Pascale Debbané ha, anzitutto, condiviso la propria esperienza personale di migrante che arricchisce «la missione affidatami oggi alla Sezione» del Dicastero. Dal Libano, «durante la guerra,  la mia famiglia è dovuta emigrare in Canada. Siamo stati accolti calorosamente e ci siamo integrati rapidamente nella comunità locale attraverso la scuola, la parrocchia e le varie attività a cui partecipavamo» ha raccontato.

«Da adolescente mi sentivo molto in colpa per aver lasciato il mio Paese» ha confidato, spiegando:  «L’integrazione è stata impegnativa. Ero piena di rabbia, tristezza e frustrazione. Purtroppo non riuscivo a nasconderli e spesso mi trovavo nei guai! Per fortuna, il mio insegnante mi aiutò a esprimere la mia rabbia facendomi scrivere ogni giorno su un diario che doveva correggere per valutare le mie capacità di scrittura. Non eravamo della stessa religione, ma la sua empatia nei miei confronti mi ha fatto sperimentare la gentilezza e ha superato i confini del pregiudizio. A mia volta, sono stata in grado di condividere questa apertura quando sono tornata nel mio Paese dopo la guerra».

«Oggi lavoro nella Sezione migranti e rifugiati, assistendo le Chiese locali del Medio Oriente» ha proseguito Debbané. «Attraverso il meticoloso lavoro di conversione personale e di trasformazione della realtà — ha detto —  ho dovuto perdonare e guarire per poter svolgere la mia missione di coordinatore regionale. La gentilezza umana che ho ricevuto allora ha avuto un ruolo fondamentale nell’aiutarmi a guarire e a capire la fraternità». E a poter aiutare ora altri migranti.

Da parte sua, il cardinale Montenegro ha ricordato che «il Papa ci invita a riflettere sul legame profondo che c’è tra la dimensione della vita eterna verso la quale ci muoviamo e il presente della storia che appare così confuso e preoccupante a motivo di quello che sta succedendo (guerre, emarginazioni, disuguaglianze). Sembra ci sia una distanza abissale tra l’annuncio della dimora celeste affidato alla Chiesa, carico di speranza, e la storia abitata dagli uomini».

«Il Papa ci invita a passare dalla logica della semplice accoglienza a quella evangelica della fraternità universale in cui l’altro — e in particolare il povero — è il fratello col quale sono chiamato a camminare» ha spiegato il porporato, forte anche della sua esperienza ad Agrigento. «Non ci sono alcuni che accolgono e altri che vengono accolti, ma fratelli che dobbiamo amare, imparando a fare della diversità culturale, religiosa o sociale una grande opportunità di crescita per tutti».
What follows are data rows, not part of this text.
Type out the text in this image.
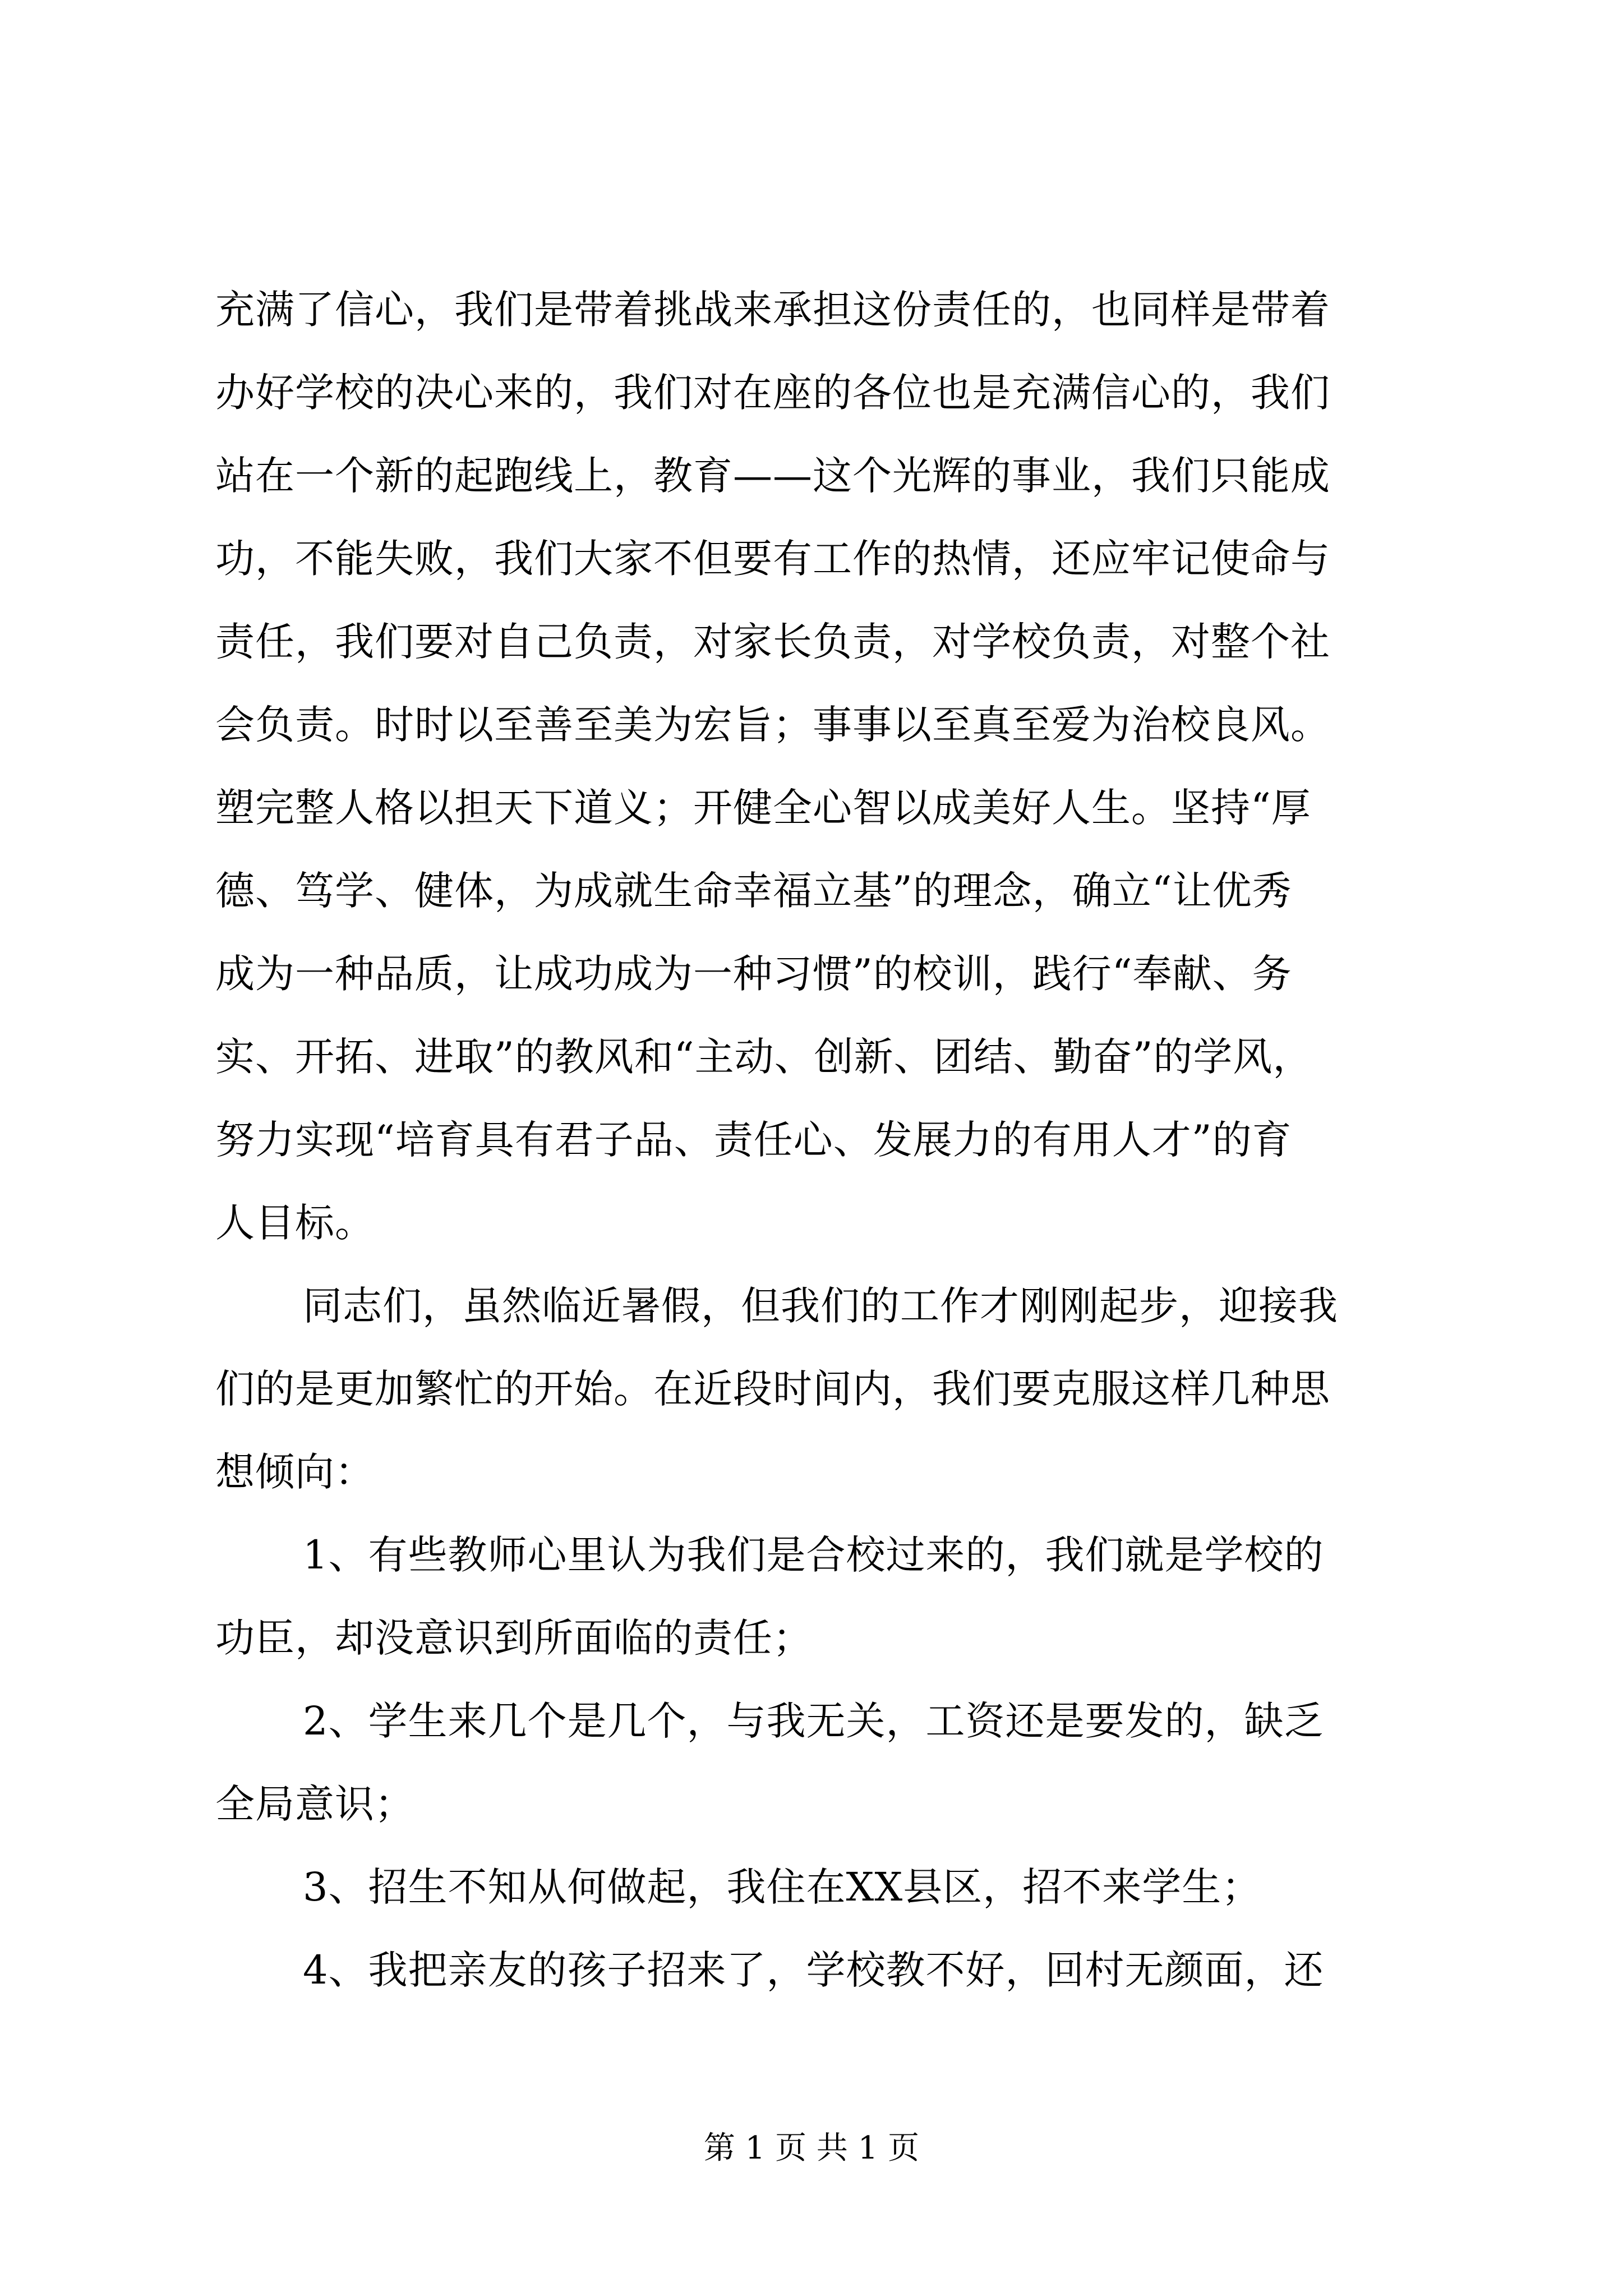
充满了信心，我们是带着挑战来承担这份责任的，也同样是带着
办好学校的决心来的，我们对在座的各位也是充满信心的，我们
站在一个新的起跑线上，教育——这个光辉的事业，我们只能成
功，不能失败，我们大家不但要有工作的热情，还应牢记使命与
责任，我们要对自己负责，对家长负责，对学校负责，对整个社
会负责。时时以至善至美为宏旨；事事以至真至爱为治校良风。
塑完整人格以担天下道义；开健全心智以成美好人生。坚持“厚
德、笃学、健体，为成就生命幸福立基”的理念，确立“让优秀
成为一种品质，让成功成为一种习惯”的校训，践行“奉献、务
实、开拓、进取”的教风和“主动、创新、团结、勤奋”的学风，
努力实现“培育具有君子品、责任心、发展力的有用人才”的育
人目标。
同志们，虽然临近暑假，但我们的工作才刚刚起步，迎接我
们的是更加繁忙的开始。在近段时间内，我们要克服这样几种思
想倾向：
1、有些教师心里认为我们是合校过来的，我们就是学校的
功臣，却没意识到所面临的责任；
2、学生来几个是几个，与我无关，工资还是要发的，缺乏
全局意识；
3、招生不知从何做起，我住在XX县区，招不来学生；
4、我把亲友的孩子招来了，学校教不好，回村无颜面，还
第 1 页 共 1 页
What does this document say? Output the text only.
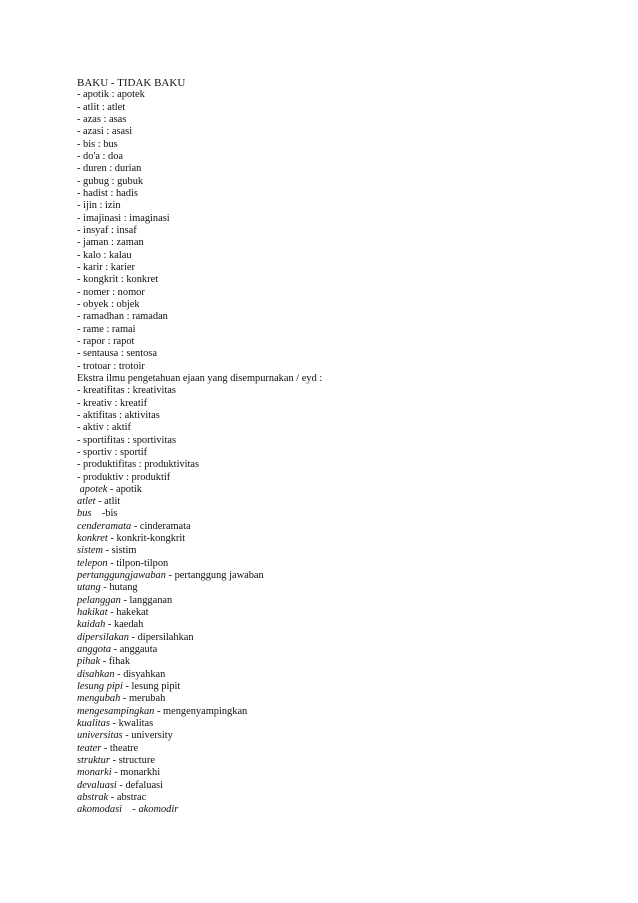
BAKU - TIDAK BAKU
- apotik : apotek
- atlit : atlet
- azas : asas
- azasi : asasi
- bis : bus
- do'a : doa
- duren : durian
- gubug : gubuk
- hadist : hadis
- ijin : izin
- imajinasi : imaginasi
- insyaf : insaf
- jaman : zaman
- kalo : kalau
- karir : karier
- kongkrit : konkret
- nomer : nomor
- obyek : objek
- ramadhan : ramadan
- rame : ramai
- rapor : rapot
- sentausa : sentosa
- trotoar : trotoir
Ekstra ilmu pengetahuan ejaan yang disempurnakan / eyd :
- kreatifitas : kreativitas
- kreativ : kreatif
- aktifitas : aktivitas
- aktiv : aktif
- sportifitas : sportivitas
- sportiv : sportif
- produktifitas : produktivitas
- produktiv : produktif
apotek - apotik
atlet - atlit
bus    -bis
cenderamata - cinderamata
konkret - konkrit-kongkrit
sistem - sistim
telepon - tilpon-tilpon
pertanggungjawaban - pertanggung jawaban
utang - hutang
pelanggan - langganan
hakikat - hakekat
kaidah - kaedah
dipersilakan - dipersilahkan
anggota - anggauta
pihak - fihak
disahkan - disyahkan
lesung pipi - lesung pipit
mengubah - merubah
mengesampingkan - mengenyampingkan
kualitas - kwalitas
universitas - university
teater - theatre
struktur - structure
monarki - monarkhi
devaluasi - defaluasi
abstrak - abstrac
akomodasi    - akomodir
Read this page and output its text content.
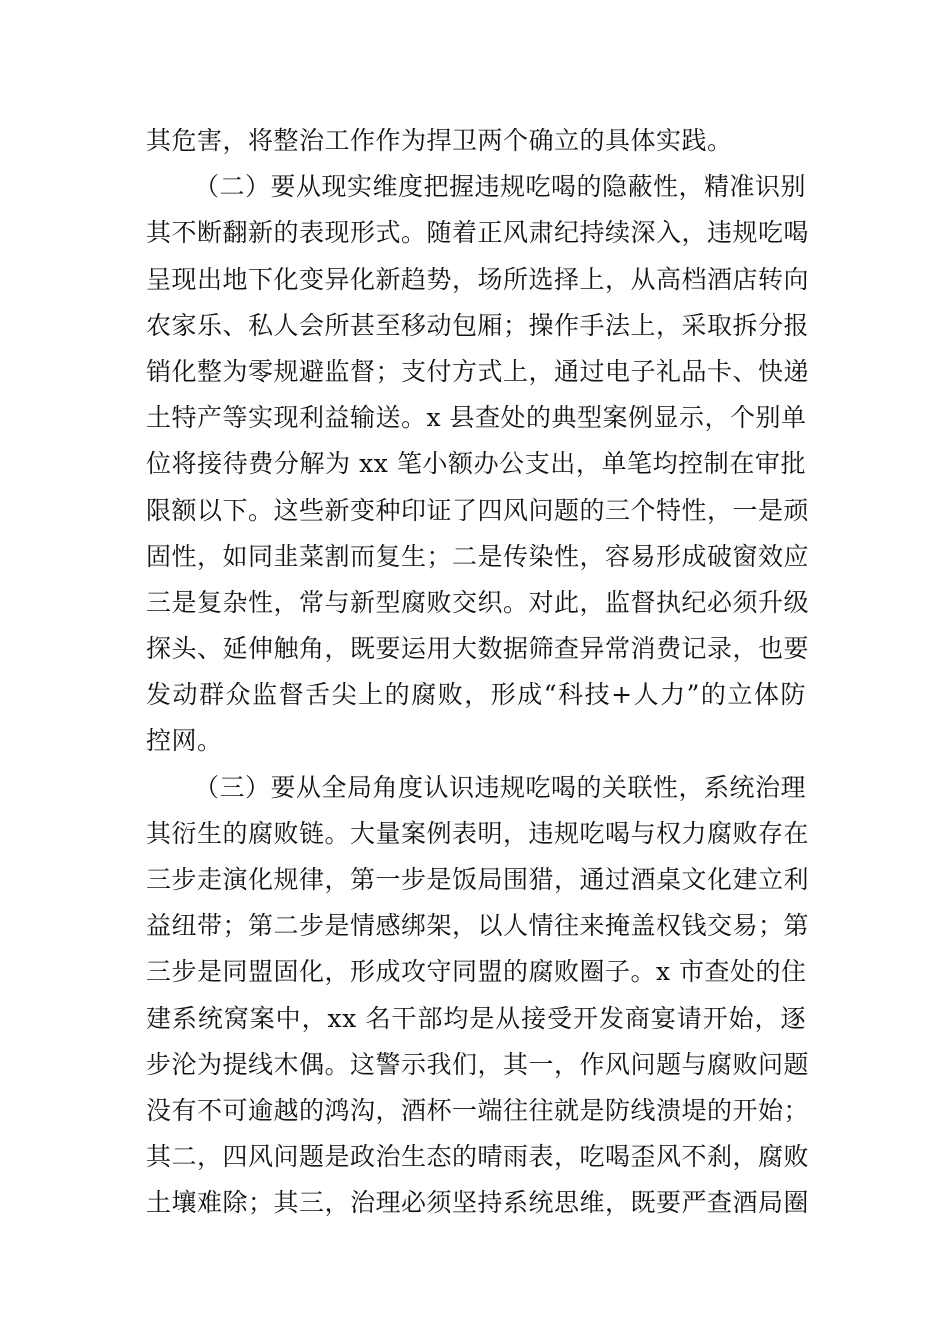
其危害，将整治工作作为捍卫两个确立的具体实践。
（二）要从现实维度把握违规吃喝的隐蔽性，精准识别
其不断翻新的表现形式。随着正风肃纪持续深入，违规吃喝
呈现出地下化变异化新趋势，场所选择上，从高档酒店转向
农家乐、私人会所甚至移动包厢；操作手法上，采取拆分报
销化整为零规避监督；支付方式上，通过电子礼品卡、快递
土特产等实现利益输送。x 县查处的典型案例显示，个别单
位将接待费分解为 xx 笔小额办公支出，单笔均控制在审批
限额以下。这些新变种印证了四风问题的三个特性，一是顽
固性，如同韭菜割而复生；二是传染性，容易形成破窗效应
三是复杂性，常与新型腐败交织。对此，监督执纪必须升级
探头、延伸触角，既要运用大数据筛查异常消费记录，也要
发动群众监督舌尖上的腐败，形成“科技+人力”的立体防
控网。
（三）要从全局角度认识违规吃喝的关联性，系统治理
其衍生的腐败链。大量案例表明，违规吃喝与权力腐败存在
三步走演化规律，第一步是饭局围猎，通过酒桌文化建立利
益纽带；第二步是情感绑架，以人情往来掩盖权钱交易；第
三步是同盟固化，形成攻守同盟的腐败圈子。x 市查处的住
建系统窝案中，xx 名干部均是从接受开发商宴请开始，逐
步沦为提线木偶。这警示我们，其一，作风问题与腐败问题
没有不可逾越的鸿沟，酒杯一端往往就是防线溃堤的开始；
其二，四风问题是政治生态的晴雨表，吃喝歪风不刹，腐败
土壤难除；其三，治理必须坚持系统思维，既要严查酒局圈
 Ciò che avviene a Lampedusa, ha ricordato, «con il continuo arrivo di migranti, ha scosso non solo quella comunità parrocchiale e la diocesi agrigentina, ma il mondo intero. Cosa fare di fronte a migliaia di persone che ogni giorno arrivano con mezzi di fortuna? Cosa fare quando, come nel 2013, diverse centinaia di loro affondarono a pochi metri dalla costa perdendo la vita?».

«Quando ti trovi di fronte a questi fatti ti accorgi che solo il principio della fraternità ti può aiutare» ha detto il cardinale Montenegro. «Se riesci a guardare negli occhi quell’uomo, quella donna o quel bambino — ha aggiunto — capisci che è uguale a te, che è tuo fratello. In quell’istante cadono tutte le distinzioni, le diatribe politiche, le logiche dei numeri o le normative di questo o di quel Paese. Quegli occhi ti dicono la dignità di quella persona prima e più della sua appartenenza a un paese o a una religione. Costruire il futuro richiede questo sguardo sull’altro libero da ogni pregiudizio e da ogni privilegio». 

«Il Papa insiste molto sul fatto che questa prospettiva può rivelarsi una opportunità di crescita per tutti» ha proseguito. E «la storia ci insegna che laddove il futuro lo si è costruito in una logica inclusiva, alla fine, ci hanno guadagnato tutti, non solo in termini di rispetto ma anche economicamente e culturalmente».

«Il Papa rivolge l’appello a tutti e in particolare ai giovani» ha concluso il cardinale, rilevando che «tante realtà associative, cattoliche e non, si accostano al migrante e al rifugiato proprio con lo spirito auspicato da Francesco. Ai giovani viene spontaneo abbattere le barriere. Sentono il futuro come la loro casa e credo che dobbiamo fidarci di più del loro istinto per costruire percorsi di integrazione fra tutti i popoli della terra».